First Nations policing program 'not working as intended,' auditor general says
Steven Blaney, Minister of Public Safety and Emergency Preparedness, speaks during question period in the House of Commons on Parliament Hill in Ottawa, Thursday May 1, 2014. (Adrian Wyld / THE CANADIAN PRESS)
Jim Bronskill, The Canadian Press
Published Tuesday, May 6, 2014 10:13AM EDT
Last Updated Tuesday, May 6, 2014 11:06AM EDT
OTTAWA -- The federal First Nations policing program is bedevilled by poor allocation of money, shoddy buildings and lack of transparency, auditor general Michael Ferguson says.
The policing program, created in 1991 to address concerns about policing in aboriginal communities, involves negotiation and funding of agreements between the federal government, provincial or territorial governments, and First Nations and Inuit settlements.
Federal expenditures for the program totalled about $1.7 billion through 2012-13. At last count, 442 of the 593 First Nations communities across Canada were receiving services from one or more agreements funded by the program.
The program is intended to provide these communities with policing services other than those the province covers, but Ferguson said in a report Tuesday that the program was sometimes used to replace core services normally provided by the provinces.
Auditors from his office surveyed 10 First Nations chiefs with self-administered policing services, with five saying their services had replaced the provincial policing in their communities.
Public Safety Canada, the department responsible for the program, lacks reasonable assurance that policing facilities in First Nations communities are adequate, the report says.
Ferguson found the department does not systematically collect information about whether facilities maintained by First Nations comply with federal building and fire codes, or applicable provincial standards.

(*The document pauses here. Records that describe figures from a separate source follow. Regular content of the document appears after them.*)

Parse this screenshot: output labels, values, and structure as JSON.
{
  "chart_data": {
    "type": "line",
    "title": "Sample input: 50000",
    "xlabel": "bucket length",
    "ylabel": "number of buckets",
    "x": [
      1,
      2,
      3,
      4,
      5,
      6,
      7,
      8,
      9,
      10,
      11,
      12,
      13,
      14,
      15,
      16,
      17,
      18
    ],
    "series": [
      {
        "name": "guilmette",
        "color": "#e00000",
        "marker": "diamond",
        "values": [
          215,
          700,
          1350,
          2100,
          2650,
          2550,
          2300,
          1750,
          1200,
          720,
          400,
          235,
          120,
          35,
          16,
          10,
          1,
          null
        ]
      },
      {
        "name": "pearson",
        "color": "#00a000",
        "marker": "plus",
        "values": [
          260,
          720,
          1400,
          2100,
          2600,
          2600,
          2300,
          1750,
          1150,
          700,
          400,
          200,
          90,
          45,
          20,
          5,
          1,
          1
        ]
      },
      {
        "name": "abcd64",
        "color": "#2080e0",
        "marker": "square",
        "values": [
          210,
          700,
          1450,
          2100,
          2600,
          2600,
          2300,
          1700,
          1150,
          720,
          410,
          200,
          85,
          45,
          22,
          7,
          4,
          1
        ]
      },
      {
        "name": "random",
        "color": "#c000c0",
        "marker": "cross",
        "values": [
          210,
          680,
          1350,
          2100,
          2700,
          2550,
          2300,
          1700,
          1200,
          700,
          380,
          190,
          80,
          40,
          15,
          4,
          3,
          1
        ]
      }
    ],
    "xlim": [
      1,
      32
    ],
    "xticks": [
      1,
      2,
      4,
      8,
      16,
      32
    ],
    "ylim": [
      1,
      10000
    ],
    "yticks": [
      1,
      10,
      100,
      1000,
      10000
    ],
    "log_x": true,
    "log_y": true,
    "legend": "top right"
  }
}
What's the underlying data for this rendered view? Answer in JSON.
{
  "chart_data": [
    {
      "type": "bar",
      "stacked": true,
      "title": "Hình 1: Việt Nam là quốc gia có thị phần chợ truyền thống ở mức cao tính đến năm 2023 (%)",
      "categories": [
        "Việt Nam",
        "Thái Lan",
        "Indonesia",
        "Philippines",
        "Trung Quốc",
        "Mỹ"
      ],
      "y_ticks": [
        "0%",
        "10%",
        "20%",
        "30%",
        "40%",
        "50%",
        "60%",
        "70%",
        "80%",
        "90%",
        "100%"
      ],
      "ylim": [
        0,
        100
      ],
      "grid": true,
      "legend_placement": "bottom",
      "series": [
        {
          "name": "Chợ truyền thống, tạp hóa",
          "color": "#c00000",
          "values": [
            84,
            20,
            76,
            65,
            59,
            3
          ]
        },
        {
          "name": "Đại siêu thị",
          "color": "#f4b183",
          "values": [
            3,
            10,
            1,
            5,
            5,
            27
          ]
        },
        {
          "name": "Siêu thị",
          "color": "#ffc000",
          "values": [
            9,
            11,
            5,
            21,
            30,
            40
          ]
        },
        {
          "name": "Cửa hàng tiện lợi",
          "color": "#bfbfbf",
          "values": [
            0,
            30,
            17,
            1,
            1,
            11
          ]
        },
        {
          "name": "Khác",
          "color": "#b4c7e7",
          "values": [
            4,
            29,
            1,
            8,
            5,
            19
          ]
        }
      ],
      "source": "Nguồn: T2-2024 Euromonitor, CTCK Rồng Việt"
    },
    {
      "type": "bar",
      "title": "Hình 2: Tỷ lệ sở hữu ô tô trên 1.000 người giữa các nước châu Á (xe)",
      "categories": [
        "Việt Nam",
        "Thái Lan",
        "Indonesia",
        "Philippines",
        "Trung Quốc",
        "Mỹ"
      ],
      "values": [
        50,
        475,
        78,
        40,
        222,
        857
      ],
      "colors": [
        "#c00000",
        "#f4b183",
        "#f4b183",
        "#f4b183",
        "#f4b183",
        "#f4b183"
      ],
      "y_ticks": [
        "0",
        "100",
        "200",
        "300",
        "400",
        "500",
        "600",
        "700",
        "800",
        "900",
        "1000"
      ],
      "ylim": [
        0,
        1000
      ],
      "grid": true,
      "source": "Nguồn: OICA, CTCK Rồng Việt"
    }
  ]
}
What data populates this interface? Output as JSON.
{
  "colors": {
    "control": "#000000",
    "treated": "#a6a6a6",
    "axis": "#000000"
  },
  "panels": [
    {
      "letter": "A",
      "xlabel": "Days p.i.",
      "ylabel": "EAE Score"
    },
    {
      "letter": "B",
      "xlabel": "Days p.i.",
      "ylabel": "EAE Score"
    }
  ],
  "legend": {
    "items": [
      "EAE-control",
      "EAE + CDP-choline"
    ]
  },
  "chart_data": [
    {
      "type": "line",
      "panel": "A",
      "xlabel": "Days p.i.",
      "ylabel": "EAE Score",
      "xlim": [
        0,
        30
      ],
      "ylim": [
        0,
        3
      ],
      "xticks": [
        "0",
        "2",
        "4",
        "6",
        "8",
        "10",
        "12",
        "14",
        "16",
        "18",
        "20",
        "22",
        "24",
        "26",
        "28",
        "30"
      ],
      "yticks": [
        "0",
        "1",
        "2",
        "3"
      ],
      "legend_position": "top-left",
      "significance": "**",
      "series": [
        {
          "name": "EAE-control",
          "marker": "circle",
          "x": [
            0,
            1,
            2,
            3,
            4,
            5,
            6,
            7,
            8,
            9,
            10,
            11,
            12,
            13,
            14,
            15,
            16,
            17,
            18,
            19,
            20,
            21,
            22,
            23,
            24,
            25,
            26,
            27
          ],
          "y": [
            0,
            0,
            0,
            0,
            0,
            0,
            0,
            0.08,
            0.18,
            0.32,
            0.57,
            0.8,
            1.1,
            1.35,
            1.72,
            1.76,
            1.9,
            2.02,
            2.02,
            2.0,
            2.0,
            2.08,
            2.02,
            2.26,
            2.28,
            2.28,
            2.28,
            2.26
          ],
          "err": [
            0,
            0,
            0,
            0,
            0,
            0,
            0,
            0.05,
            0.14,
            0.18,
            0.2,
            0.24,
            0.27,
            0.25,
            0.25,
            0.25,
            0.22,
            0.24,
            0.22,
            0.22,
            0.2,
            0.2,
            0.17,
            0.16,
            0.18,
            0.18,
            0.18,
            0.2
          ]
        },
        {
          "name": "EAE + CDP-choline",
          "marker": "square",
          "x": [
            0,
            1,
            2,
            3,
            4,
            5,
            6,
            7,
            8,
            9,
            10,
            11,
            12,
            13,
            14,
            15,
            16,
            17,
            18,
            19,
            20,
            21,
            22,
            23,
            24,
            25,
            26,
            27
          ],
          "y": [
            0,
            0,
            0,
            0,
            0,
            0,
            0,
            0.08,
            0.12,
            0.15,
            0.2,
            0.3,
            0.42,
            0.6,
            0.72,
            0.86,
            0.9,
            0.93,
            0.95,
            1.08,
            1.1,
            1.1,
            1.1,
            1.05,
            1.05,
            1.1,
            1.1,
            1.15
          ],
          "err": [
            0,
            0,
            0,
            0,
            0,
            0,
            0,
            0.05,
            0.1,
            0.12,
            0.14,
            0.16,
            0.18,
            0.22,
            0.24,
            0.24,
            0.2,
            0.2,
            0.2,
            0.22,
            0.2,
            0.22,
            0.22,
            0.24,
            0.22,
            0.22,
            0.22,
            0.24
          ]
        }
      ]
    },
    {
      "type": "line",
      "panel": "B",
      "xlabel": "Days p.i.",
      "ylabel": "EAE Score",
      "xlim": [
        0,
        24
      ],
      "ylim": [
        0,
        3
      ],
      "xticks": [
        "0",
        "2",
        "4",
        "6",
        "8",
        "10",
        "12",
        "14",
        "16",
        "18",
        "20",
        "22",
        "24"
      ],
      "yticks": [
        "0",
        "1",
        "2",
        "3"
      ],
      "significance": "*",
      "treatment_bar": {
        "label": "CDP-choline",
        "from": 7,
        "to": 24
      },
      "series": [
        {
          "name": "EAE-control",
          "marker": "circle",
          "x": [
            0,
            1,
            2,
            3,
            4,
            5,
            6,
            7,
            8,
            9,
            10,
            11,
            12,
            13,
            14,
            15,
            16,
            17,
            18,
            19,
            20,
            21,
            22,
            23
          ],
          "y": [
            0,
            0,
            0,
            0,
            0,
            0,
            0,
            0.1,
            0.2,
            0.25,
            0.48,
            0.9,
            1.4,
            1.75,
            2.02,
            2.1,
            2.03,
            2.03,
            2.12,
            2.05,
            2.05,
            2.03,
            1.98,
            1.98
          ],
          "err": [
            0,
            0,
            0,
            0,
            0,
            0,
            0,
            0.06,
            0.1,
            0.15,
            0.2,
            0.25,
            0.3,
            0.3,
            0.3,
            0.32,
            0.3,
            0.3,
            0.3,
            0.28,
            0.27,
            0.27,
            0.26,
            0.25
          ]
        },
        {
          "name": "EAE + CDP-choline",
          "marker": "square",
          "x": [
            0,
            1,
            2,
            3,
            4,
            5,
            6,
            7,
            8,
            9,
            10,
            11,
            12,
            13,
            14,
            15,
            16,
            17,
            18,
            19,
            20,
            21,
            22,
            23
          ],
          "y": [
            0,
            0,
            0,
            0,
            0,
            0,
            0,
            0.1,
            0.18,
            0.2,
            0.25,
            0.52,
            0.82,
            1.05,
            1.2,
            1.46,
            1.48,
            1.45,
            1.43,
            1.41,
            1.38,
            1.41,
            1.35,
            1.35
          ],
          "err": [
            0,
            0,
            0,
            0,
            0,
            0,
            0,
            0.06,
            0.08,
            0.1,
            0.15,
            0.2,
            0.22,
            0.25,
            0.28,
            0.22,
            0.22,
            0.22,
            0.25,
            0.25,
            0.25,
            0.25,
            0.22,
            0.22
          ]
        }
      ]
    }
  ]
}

In visiting six fly-in communities in Ontario, auditors observed instances in which officers were living in houses "that were crowded, contained mould, and were in a state of disrepair."
Other problems included holding cells that were too small, unfinished construction and a lack of reception and community meeting rooms.
Public Safety's practices for assessing applicants to the program, selecting recipients and allocating money were not transparent, the report says. In addition, assessments and selection decisions were not adequately documented, meaning they could be considered arbitrary.
Ferguson also found First Nations were not meaningfully included in the negotiation of agreements. For seven of nine new or renewed policing agreements examined, there was no documented evidence of the nature and extend of input by aboriginal communities.
Thirty agreement-holders had less than one month's notice to complete negotiations of agreements that were slated to expire March 31 of last year, the auditors noted.
"The program is not working as intended, and many issues persist," Ferguson said.
Ferguson also found that certain elements of the federal First Nations Policing policy principles were not fully incorporated into agreements, and that Public Safety did not measure and report on whether the program's objectives were being achieved.
Public Safety Canada agreed with the auditor general's recommendations.